The problem is, that several days where they put hours in for me, I was on vacation. They probably didn't take the time to look up my records (we sign in and out every day, so they could have looked up which days I was working and which days I wasn't).
I notified them about this mistake and asked them to put those hours to the days when I was actually working, but they insist that I shouldn't waste their time redoing the report, and I should just sign it because "nobody will really check it." Management is also leaning towards just letting it happen, because they don't want to "waste time" with "such trivialities."
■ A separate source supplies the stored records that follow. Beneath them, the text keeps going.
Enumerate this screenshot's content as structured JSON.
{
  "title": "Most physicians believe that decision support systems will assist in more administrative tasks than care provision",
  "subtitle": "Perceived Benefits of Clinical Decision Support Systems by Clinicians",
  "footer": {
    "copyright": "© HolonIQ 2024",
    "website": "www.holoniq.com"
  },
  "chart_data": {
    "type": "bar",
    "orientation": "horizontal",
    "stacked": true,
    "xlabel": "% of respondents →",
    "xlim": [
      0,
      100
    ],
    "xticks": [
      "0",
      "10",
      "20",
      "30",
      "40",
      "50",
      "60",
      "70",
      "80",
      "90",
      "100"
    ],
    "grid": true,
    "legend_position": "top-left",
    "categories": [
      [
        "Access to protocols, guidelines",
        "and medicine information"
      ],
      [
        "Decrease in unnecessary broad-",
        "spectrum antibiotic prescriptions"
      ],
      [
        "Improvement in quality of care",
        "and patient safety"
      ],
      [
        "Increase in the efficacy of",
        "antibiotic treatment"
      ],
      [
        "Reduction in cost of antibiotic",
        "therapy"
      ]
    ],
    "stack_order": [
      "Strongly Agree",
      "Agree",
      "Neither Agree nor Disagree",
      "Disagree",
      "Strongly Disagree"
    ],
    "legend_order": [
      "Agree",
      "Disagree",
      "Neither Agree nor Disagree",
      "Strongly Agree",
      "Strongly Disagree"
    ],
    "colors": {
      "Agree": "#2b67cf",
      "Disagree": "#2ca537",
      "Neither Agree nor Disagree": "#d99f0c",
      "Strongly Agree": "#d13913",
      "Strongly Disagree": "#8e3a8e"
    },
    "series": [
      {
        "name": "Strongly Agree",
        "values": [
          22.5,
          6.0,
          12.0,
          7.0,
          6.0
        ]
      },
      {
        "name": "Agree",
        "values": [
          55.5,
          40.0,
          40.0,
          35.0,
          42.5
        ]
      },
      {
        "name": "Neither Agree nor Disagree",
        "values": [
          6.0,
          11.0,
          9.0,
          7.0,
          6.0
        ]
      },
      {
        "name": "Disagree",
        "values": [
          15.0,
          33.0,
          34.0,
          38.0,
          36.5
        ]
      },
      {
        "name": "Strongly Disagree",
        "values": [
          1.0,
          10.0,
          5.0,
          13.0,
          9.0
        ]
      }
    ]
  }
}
I'm not worried about ethical concerns because signing it wouldn't report non-existent hours. I was really doing work on that project, just not on those days. Despite this, could I get into legal trouble? Could I get a criminal record for fraud if an investigation checks it? For example, the subsidizer agency will get suspicious about whether we are overbilling so they will start an investigation to carefully check the records? Maybe they will even find some fraudulent billing (which I'm unaware of so I can't say whether it might have happened). After that, all they need to do is pull out my signin/signout records or vacation records to see that hours were billed where I wasn't even working.
Is this a real danger?
There was a related question but in that case there was an obvious and malicious fraud to paint the company in a better light. In this case we aren't defrauding anyone, at least not with my hours, because I did do the work, just not on the indicated days. Could I just sign it and if an investigation (which everyone says is unlikely, but I wouldn't count on it) occurs, I can say that when signing it I just checked if the total hours were more or less right, without carefully checking each and every day?
Edit:
My intention is not about what legal actions should I take, but about how such situations can be solved in a friendly and not overreacting manner, and whether such things are likely to cause trouble or would be so insignificant as to not warrant any attention. Would any audit check each day which was filed on the project with the employees whether they were there or not? Of course the financial department says they won't, but I have the feeling that such a thing is the easiest thing to check so it will be amongst the first things to be checked.
they don't want to "waste time" with "such trivialities"
-- and you don't want to "get the company in trouble" over something "trivial to fix". You should be able to make your case easily on that basis.